家具大手のニトリと、ホームセンターを展開する島忠が、経営統合してから初めてとなる融合型店舗をオープンさせた。

さいたま市に開店した「ニトリホームズ」は、島忠の店舗だった施設をリニューアルしたもの。

1階では、日用雑貨や食器が売られているほか、2階は、ニトリと島忠、それぞれの家具やリビング用品が展開されている。

ニトリホールディングス・似鳥昭雄会長「家の中も外も含めて、新しい専門店が、日本で初めて、本格的なものが生まれたんじゃないか」

島忠・須藤文弘会長「1カ所で、ワンストップショッピングできるお店になっている」

「住まいのことなら何でも」と銘打ち、両社のほぼすべての商品を取りそろえたという店舗の集客が、経営統合後の新路線の行方を占うカギとなるとみられる。

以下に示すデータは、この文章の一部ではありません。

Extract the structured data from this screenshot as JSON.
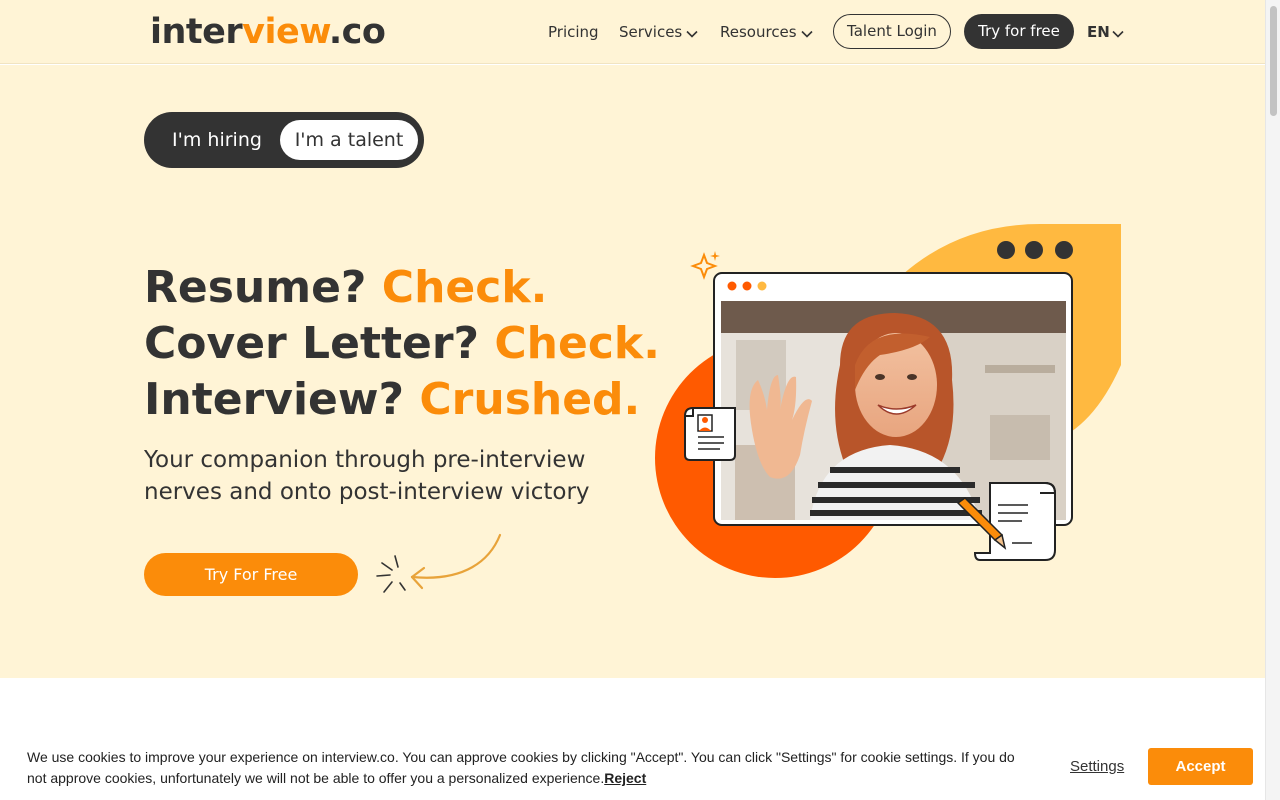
{
  "header": {
    "logo": {
      "part1": "inter",
      "part2": "view",
      "part3": ".co"
    },
    "nav": {
      "pricing": "Pricing",
      "services": "Services",
      "resources": "Resources"
    },
    "talent_login": "Talent Login",
    "try_free": "Try for free",
    "language": "EN"
  },
  "hero": {
    "toggle": {
      "hiring": "I'm hiring",
      "talent": "I'm a talent",
      "selected": "I'm a talent"
    },
    "headline": [
      {
        "text": "Resume? ",
        "highlight": "Check."
      },
      {
        "text": "Cover Letter? ",
        "highlight": "Check."
      },
      {
        "text": "Interview? ",
        "highlight": "Crushed."
      }
    ],
    "subtitle": "Your companion through pre-interview nerves and onto post-interview victory",
    "cta": "Try For Free"
  },
  "cookie": {
    "text": "We use cookies to improve your experience on interview.co. You can approve cookies by clicking \"Accept\". You can click \"Settings\" for cookie settings. If you do not approve cookies, unfortunately we will not be able to offer you a personalized experience.",
    "reject": "Reject",
    "settings": "Settings",
    "accept": "Accept"
  },
  "colors": {
    "accent": "#fb8c0a",
    "dark": "#333333",
    "hero_bg": "#fff4d6",
    "orange_red": "#ff5a00",
    "yellow": "#ffb940"
  },
  "icons": [
    "chevron-down-icon",
    "sparkle-icon",
    "arrow-doodle-icon",
    "resume-document-icon",
    "pen-icon"
  ]
}
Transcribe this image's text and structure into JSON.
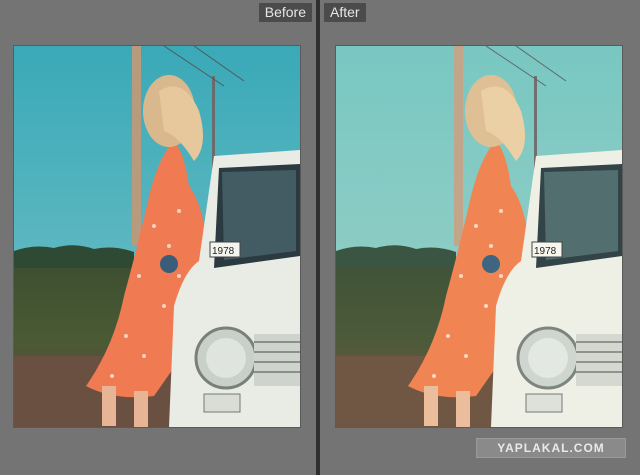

家具大手のニトリが今回、新たに進出したホームセンター業界だが、実は厳しい状況が続いている。

2020年については、コロナ禍の巣ごもり需要の恩恵で、売上高が初めて4兆円を超えたが、それ以前は、ネット通販の普及などの影響で、およそ15年間は、ほぼ“横ばい”が続いていて、業界としては頭打ちの状態となっていた。

流通アナリストの渡辺広明氏によると、今回のニトリホームズ誕生の背景は、ニトリ側にとっては顧客層を広げられるメリットがあり、また、島忠側にとっては、頭打ちの業界での生き残りをかけて、ニトリとの買収を受け入れ、コラボした側面もあるという。

さらに、今後も市場の伸び悩みが予想されることから、ホームセンター業界の再編の動きが加速する可能性もあるとしている。